The NHS recovery plan is viewed by the prime minister as possibly the most important initiative in restoring his credibility and popularity - partly because its massive cost is the justification for a controversial increase in national insurance that's intended to raise more than £12bn a year.
"The Treasury delayed the recovery plan" said an official. "The Treasury says that's because it wants to secure maximum value for money. But it's pretty obvious it's about Treasury reluctance to rescue the PM”. Another government source said this wasn’t so, that the delay was about the difficulty of agreeing a final document across government, as well as securing value for money. That said, an analogous point was made this morning by Matthew Taylor, chief executive of the NHS confederation.

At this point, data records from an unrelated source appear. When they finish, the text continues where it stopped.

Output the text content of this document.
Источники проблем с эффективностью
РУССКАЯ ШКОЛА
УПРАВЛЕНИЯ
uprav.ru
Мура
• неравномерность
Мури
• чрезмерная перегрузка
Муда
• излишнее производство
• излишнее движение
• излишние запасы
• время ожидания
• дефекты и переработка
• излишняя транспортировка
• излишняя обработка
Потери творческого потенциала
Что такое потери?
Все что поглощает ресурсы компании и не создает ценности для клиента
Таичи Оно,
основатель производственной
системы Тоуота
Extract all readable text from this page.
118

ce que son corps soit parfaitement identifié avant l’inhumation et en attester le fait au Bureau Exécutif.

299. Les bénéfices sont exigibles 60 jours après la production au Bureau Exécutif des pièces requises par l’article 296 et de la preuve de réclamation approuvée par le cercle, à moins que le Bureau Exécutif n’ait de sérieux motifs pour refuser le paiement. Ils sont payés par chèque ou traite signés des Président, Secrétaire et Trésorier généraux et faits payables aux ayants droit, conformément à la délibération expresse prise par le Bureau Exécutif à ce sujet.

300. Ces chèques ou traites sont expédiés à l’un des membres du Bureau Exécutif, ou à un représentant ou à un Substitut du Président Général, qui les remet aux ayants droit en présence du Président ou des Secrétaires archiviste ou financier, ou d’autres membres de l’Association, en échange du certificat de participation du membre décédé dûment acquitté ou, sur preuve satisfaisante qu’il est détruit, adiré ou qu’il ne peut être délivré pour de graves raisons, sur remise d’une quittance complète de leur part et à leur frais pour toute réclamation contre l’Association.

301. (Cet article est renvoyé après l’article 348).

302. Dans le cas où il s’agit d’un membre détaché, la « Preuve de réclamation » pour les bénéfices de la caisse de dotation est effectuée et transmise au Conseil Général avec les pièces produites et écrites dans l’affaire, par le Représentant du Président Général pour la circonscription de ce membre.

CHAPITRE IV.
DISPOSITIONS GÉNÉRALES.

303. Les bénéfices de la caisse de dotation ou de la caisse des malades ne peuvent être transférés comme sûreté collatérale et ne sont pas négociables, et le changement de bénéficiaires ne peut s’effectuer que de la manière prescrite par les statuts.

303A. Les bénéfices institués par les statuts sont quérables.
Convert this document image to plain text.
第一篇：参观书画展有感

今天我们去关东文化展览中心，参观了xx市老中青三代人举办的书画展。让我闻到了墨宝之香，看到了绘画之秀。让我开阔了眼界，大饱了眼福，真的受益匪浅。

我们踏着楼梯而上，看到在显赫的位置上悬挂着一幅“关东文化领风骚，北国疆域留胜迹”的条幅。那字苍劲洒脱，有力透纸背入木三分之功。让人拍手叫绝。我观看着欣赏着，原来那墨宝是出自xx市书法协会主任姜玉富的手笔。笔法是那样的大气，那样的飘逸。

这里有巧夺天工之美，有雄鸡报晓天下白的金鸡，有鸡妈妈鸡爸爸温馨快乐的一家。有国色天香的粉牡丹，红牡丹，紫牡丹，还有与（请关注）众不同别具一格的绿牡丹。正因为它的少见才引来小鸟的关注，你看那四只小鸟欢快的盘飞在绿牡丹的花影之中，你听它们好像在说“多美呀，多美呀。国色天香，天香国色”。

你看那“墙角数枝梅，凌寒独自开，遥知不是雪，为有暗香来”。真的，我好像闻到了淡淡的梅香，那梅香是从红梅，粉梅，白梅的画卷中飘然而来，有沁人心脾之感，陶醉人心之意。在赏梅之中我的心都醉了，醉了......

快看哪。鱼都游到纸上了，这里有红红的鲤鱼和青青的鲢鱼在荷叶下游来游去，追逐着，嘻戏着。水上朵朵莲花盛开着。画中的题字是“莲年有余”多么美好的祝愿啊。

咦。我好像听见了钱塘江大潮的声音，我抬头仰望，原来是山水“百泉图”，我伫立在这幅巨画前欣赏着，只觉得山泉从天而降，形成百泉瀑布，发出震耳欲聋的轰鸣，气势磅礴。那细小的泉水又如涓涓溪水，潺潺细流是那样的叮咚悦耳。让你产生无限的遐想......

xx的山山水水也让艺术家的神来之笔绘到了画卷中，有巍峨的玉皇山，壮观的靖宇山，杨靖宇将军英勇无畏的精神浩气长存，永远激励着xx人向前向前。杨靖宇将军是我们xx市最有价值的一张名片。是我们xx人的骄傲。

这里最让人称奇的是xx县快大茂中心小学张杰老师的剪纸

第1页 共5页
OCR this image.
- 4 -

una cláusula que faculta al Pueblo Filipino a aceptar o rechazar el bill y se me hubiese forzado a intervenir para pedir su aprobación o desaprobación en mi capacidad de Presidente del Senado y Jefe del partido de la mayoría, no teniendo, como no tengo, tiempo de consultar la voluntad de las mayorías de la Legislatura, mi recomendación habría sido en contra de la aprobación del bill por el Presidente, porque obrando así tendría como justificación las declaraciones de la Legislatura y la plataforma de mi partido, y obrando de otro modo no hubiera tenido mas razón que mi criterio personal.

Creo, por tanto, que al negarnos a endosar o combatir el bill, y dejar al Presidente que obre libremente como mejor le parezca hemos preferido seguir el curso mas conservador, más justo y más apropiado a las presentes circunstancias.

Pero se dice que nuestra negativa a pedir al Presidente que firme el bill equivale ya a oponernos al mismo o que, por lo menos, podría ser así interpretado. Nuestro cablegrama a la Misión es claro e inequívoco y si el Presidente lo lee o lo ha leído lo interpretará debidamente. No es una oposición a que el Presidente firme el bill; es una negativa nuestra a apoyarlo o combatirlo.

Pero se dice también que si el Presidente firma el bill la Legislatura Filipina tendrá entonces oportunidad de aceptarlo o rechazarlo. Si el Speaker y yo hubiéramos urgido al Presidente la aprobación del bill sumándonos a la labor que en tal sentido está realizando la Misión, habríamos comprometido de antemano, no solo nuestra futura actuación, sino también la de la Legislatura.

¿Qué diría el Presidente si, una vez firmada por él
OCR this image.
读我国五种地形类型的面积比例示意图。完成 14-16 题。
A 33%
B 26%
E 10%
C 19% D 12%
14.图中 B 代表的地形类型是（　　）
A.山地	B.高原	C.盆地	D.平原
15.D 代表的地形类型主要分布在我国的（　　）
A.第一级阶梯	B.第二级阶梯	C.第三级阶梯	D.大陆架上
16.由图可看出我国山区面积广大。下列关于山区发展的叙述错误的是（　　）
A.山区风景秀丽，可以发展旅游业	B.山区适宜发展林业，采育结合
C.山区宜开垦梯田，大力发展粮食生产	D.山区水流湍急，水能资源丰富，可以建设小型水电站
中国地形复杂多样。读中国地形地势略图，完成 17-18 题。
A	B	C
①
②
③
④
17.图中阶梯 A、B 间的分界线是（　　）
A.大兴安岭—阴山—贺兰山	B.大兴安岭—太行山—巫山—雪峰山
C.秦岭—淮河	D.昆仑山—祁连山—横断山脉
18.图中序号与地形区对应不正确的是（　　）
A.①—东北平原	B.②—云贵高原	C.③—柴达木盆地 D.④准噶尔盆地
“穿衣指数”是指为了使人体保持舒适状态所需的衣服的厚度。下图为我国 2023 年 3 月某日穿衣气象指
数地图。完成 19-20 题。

He tweeted: "Increasingly getting the sense that Johnson now faces the same (but more intense and short term) challenges Tony Blair had in his third term, namely that HMT is loath to agree to any No 10 plans involving money, as the chancellor sees these as opportunistic and wasted on a dying administration". Some ministers are furious with Sunak, for failing to show sufficient loyalty to the PM in his hour of greatest need. Last week the chancellor conspicuously distanced himself from Johnson's smear on the Labour leader Keir Starmer, the slur that Starmer when director of public prosecutions personally refused to prosecute the paedophile Jimmy Savile.
Sunak told a press conference he wouldn't have said the same as Johnson did.
As Taylor implies, there is a long history that such tensions between a chancellor and prime minister typically precede the resignation of a PM, but they are risky for both. Although the full recovery plan has been delayed, the health secretary will on Monday announce an element of it, called "my planned care", namely that patients will be able to in effect shop online to find hospitals with the shortest waiting lists.